Rimski cependant m’entraîne au bord du torrent où il file se tremper, signe certain de la réalité du redoux. Remous et soleil, longues herbes jaunes écrasées entre lesquelles perce la verdure. Je suis tenté d’aller voir si les morilles sont déjà au rendez-vous de mars – mais je suis en basket et non en bottes, ce qui rendrait assez déplaisante une incursion sur la rive détrempée des morilles ; ce sera pour plus tard.

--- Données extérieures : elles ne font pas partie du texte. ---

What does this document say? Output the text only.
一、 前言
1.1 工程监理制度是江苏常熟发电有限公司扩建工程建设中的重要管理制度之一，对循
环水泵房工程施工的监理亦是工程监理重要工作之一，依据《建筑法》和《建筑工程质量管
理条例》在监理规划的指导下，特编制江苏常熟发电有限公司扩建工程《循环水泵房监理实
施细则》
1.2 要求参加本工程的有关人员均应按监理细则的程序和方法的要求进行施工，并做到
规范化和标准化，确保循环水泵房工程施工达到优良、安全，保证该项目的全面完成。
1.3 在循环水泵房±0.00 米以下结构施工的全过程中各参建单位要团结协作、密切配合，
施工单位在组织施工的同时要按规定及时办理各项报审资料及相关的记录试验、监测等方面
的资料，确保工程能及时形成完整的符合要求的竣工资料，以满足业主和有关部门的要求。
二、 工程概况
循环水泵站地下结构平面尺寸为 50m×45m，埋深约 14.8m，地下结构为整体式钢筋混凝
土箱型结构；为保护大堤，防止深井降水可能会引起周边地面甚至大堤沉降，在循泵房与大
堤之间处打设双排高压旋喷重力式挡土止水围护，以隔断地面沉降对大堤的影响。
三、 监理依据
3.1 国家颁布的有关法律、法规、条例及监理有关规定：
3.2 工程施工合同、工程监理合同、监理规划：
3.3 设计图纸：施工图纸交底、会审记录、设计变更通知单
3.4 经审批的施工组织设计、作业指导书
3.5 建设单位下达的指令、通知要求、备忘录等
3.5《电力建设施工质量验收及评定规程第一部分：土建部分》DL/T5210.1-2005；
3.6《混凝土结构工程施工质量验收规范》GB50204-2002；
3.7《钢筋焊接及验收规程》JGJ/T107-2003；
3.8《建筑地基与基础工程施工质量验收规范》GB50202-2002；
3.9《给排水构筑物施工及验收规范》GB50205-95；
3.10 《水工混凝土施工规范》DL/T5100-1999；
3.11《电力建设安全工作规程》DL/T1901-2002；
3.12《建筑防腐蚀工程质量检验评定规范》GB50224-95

Dans la montée le temps devient d’été, et je me mets à rêvasser à ces promenades que je faisais jusqu’à présent en passant par le col du Champet, promenades que je ne pourrai pas faire l’été prochain car le conseil municipal a autorisé l’irresponsable qui lâche sa meute de patous sur les randonneurs et leurs chiens à occuper de nouveau les lieux, malgré les attaques et les plaintes déposées : je fulmine mentalement contre une telle confiscation des lieux (la température interne monte encore d’un ou deux degrés) lorsqu’un tout petit chien à la voix stridente déboule sur le sentier et, toutes dents en avant, tente d’attaquer Rimski, qui le regarde avec un air interloqué, sans trop comprendre le sens de ces stridulations. Les maîtres récupèrent l’agresseur miniature et le calme revient.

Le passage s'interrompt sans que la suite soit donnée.